Pendant ce temps, la jeune fille avait sauté dans un taxi qui l’amena avenue Kléber.

Georges l’attendait en fumant des cigarettes américaines. Il fut lui ouvrir et aussitôt recula épouvanté : il voyait une amie au visage exsangue, aux traits crispés.

Dans le fumoir, elle se laissa tomber dans un fauteuil avec un grand soupir. Puis elle éclata en sanglots.

Il se pencha sur elle, assez de mauvaise humeur :

— Qu’est-ce qui t’arrive ? T’en fais une bouillotte !

Les lèvres tordues par les pleurs, elle bégaya :

— Je suis enceinte… tu m’as rendue enceinte… Je le devinais… c’est pour cela que je ne voulais pas…

— Tonnerre de Dieu !

Il recula, assommé par ce coup, mais il se redressa avec un air cynique :

— Tu me prends pour un autre… Tu veux me faire encaisser un lardon que ton gigolo t’a fabriqué !

Elle gémit :

— Mais non, je t’assure !

La sentant faible, il se fit plus courageux, plus énergique :

— Rien à faire, ma petite, si tu m’as pris pour une poire, tu t’es trompée !

Péniblement, elle se releva et s’essuyant les yeux d’un mouchoir trempé, se dirigea vers la porte.

— J’avouerai tout à papa, fit-elle entre deux sanglots.

Elle gagna le palier sans qu’il tenta de l’arrêter. Il s’était écroulé sur un siège et maussade gronda :

— Sale histoire… aurais-je pu penser ça ?… Pourvu que le père ne soit pas un matamore du diable !

Il frissonna d’une honnête terreur et ralluma sa cigarette.

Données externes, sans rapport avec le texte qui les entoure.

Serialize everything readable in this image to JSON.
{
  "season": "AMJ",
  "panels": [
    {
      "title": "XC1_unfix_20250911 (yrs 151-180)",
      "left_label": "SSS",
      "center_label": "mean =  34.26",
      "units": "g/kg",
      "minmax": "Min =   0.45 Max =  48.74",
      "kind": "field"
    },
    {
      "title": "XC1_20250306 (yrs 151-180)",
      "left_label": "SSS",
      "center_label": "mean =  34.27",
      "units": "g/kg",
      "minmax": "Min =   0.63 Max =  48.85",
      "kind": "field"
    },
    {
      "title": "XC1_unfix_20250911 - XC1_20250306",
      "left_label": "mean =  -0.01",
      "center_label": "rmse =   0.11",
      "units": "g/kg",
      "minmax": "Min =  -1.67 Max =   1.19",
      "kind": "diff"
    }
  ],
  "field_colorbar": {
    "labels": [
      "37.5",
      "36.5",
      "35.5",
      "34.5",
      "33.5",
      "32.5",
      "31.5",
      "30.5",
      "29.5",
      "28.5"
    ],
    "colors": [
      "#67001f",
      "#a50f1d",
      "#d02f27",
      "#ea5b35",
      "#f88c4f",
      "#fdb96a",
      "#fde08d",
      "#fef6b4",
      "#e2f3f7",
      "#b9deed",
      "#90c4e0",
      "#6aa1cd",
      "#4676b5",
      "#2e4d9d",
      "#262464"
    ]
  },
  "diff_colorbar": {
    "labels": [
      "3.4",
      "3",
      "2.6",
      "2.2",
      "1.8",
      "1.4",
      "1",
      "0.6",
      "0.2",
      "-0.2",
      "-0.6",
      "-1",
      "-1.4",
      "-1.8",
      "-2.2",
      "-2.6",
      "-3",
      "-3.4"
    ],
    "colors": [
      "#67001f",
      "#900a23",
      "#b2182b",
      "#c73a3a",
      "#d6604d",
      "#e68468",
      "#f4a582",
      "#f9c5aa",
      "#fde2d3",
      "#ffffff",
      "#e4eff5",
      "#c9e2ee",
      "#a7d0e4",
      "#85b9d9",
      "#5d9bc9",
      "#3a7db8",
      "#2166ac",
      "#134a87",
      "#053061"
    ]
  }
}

Sarah, ayant séché ses larmes et souriant hypocritement, remontait vers l’Étoile :

— Si avec ça, je ne suis pas débarrassée de tous les deux, je ne sais plus ce qu’il leur faut.

Un taxi la ramena de bonne heure au logis. Après ces rudes assauts, elle avait besoin de réfléchir, de rassembler ses idées.

Sa mère la reçut avec son sourire bienveillant habituel :

— Pas long aujourd’hui le cours du soir.

— Le professeur était malade, répondit Sarah sans rougir.